Abstract

This work presents a model for a two-party bargaining process in which multiple offers are exchanged as the negotiation goes on, under a risk of breakdown. Typical game theoretical analyses of such settings assume the breakdown risk is known and the parties are able to calculate an initial offer that is immediately accepted by the other party, ending the negotiation. Aiming to develop a model that is closer to real-life situations, in which parties do exchange many offers in a bargaining process, we consider the parties are unable to compute the far-reaching consequences of their offers, and are guided by their subjective expectations of the outcome of the negotiation.

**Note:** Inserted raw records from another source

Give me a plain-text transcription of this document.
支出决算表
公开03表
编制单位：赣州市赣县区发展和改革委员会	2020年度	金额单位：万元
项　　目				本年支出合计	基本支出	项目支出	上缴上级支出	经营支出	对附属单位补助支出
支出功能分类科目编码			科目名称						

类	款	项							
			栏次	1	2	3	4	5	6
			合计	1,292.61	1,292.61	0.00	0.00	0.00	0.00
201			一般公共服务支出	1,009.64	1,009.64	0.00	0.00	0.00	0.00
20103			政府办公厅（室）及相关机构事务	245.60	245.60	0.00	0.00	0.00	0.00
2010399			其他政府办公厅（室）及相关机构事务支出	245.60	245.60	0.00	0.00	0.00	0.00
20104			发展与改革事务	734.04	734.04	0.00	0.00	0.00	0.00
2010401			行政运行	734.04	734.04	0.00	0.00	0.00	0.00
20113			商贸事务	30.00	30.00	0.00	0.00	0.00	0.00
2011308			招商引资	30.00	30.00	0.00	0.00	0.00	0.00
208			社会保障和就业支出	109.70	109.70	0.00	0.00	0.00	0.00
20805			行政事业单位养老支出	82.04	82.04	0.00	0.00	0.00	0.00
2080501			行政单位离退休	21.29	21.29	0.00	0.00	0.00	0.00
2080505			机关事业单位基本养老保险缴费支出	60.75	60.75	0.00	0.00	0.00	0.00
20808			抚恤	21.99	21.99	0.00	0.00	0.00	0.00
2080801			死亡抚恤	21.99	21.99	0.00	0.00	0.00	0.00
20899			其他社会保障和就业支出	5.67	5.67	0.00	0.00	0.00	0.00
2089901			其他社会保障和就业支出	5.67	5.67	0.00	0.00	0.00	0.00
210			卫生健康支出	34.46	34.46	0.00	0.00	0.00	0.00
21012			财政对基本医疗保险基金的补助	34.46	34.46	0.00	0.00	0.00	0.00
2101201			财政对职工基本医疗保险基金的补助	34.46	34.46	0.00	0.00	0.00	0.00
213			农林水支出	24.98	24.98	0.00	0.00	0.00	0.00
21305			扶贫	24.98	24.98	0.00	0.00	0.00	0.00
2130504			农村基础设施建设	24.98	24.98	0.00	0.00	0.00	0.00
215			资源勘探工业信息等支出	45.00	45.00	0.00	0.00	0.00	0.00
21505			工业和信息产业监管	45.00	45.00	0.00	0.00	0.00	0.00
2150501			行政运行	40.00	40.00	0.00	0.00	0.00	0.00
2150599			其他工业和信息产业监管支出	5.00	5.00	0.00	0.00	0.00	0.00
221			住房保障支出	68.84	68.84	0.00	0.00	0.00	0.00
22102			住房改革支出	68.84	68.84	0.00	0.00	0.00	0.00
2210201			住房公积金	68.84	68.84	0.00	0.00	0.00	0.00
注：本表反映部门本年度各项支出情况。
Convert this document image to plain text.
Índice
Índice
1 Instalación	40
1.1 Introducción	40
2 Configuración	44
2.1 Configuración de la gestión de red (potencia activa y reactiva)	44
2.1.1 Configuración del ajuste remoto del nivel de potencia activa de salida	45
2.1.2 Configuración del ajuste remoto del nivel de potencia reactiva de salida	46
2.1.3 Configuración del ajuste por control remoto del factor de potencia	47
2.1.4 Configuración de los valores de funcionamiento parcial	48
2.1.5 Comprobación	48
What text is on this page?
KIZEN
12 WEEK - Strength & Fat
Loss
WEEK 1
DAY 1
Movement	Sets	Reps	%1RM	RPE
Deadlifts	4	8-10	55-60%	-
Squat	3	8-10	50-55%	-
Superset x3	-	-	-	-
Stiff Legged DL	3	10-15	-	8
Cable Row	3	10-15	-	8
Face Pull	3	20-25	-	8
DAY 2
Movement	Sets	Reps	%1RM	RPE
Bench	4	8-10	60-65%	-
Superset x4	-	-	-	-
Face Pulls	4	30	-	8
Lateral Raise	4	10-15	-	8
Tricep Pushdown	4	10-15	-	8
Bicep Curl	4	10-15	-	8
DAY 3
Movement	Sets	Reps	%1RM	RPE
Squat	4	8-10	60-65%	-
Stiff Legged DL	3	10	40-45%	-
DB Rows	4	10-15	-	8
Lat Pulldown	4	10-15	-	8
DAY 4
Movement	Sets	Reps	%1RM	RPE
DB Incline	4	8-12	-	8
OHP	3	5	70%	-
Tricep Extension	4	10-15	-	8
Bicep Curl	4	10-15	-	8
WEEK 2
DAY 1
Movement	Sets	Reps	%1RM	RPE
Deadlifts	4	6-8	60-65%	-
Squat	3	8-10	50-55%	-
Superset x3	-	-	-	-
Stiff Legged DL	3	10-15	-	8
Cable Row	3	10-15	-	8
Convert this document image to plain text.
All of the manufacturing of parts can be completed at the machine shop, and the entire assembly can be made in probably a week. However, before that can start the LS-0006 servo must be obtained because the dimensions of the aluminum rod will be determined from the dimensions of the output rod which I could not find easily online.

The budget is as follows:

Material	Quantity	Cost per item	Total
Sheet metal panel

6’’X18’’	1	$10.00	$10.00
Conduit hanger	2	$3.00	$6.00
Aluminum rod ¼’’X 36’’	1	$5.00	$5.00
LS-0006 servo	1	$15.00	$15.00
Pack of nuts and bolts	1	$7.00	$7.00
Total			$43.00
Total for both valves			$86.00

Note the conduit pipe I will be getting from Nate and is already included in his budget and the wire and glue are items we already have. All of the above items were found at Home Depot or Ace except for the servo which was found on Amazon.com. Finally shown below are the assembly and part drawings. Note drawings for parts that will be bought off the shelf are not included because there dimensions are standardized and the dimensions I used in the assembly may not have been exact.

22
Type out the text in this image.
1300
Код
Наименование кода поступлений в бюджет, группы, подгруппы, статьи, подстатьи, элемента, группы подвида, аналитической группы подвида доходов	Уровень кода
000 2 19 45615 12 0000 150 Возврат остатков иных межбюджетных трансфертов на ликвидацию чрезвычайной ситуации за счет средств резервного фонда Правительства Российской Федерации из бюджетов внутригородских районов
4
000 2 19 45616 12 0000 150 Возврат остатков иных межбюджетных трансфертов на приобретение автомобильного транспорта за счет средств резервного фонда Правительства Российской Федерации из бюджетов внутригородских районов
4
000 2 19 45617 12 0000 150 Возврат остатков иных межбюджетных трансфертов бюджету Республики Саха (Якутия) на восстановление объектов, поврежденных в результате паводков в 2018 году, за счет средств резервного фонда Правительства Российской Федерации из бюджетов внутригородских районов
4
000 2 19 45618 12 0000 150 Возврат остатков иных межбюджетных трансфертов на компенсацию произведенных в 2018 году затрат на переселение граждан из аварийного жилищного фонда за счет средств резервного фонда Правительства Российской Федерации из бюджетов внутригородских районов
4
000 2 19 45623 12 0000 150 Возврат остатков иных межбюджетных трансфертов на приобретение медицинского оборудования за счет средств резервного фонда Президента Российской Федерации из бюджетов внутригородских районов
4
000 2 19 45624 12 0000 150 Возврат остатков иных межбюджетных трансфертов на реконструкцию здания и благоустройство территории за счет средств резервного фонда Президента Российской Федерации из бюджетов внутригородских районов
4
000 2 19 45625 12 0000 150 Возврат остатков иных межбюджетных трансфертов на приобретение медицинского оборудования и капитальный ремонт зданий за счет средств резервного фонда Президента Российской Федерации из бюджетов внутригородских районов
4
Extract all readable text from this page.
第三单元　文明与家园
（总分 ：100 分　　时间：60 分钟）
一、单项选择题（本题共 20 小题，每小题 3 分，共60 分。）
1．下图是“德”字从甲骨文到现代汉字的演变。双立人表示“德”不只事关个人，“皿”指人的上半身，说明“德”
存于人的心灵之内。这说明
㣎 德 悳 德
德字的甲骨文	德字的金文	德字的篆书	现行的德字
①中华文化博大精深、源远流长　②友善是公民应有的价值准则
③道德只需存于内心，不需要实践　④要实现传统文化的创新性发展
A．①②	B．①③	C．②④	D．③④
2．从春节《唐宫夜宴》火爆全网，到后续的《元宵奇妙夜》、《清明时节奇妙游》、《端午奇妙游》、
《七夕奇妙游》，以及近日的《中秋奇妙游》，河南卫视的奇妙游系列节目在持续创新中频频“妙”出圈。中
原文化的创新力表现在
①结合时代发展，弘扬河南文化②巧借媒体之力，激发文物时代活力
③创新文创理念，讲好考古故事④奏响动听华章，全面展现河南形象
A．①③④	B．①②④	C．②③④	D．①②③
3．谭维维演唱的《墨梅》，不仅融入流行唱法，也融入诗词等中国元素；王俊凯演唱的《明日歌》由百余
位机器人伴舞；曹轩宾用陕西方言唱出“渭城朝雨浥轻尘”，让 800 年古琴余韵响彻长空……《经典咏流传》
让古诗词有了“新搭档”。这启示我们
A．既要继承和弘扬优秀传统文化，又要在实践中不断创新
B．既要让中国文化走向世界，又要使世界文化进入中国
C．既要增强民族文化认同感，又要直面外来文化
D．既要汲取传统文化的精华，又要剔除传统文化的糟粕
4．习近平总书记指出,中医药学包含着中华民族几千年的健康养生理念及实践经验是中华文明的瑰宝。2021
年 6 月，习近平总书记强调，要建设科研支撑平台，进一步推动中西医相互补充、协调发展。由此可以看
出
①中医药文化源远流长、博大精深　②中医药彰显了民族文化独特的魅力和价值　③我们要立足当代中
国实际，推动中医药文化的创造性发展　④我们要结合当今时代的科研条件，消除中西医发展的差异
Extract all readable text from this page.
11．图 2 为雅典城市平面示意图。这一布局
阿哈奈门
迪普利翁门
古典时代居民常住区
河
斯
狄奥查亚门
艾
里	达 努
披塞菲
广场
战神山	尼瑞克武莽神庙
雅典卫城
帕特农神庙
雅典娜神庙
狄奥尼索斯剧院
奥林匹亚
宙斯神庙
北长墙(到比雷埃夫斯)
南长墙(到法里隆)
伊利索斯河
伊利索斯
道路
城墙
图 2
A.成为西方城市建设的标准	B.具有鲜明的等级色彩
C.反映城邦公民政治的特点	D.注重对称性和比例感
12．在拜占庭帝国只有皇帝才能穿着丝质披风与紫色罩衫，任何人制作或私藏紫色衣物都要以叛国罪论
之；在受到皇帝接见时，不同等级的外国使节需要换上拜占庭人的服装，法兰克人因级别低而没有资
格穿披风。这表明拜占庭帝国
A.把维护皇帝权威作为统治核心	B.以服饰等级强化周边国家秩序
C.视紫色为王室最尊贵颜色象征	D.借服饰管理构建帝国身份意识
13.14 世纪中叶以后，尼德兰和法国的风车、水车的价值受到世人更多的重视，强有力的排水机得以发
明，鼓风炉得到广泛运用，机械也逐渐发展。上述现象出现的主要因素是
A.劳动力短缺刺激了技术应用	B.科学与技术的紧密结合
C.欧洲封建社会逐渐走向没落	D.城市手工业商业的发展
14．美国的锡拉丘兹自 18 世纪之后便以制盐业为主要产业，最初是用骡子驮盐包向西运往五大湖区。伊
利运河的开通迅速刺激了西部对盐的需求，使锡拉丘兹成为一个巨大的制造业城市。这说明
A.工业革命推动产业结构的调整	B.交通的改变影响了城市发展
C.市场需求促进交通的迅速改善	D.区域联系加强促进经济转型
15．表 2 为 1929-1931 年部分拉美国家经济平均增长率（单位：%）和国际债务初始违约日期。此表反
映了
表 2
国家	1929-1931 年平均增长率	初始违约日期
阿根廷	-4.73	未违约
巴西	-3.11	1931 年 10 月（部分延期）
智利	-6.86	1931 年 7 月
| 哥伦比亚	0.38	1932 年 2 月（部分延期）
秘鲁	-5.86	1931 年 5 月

This introduces a new perspective to the analysis of two-party bargaining processes: the confidence of the bargainers in terms of what they hope to achieve by bargaining with each other. The resulting model can be seen as an extension of the Zeuthen-Hicks bargaining model. We show analytically that under the assumption of concave utilities of both parties, the bargaining process converges to the nonsymmetric Nash bargaining solution, where the asymmetry is caused by differences in expectations. This result provides a new interpretation of the parameters of the nonsymmetric Nash bargaining solution, linking them to behavior in the bargaining process. As an additional contribution, we perform a simulation study to examine the role of confidence and to analyze the outcomes for non-concave utility functions.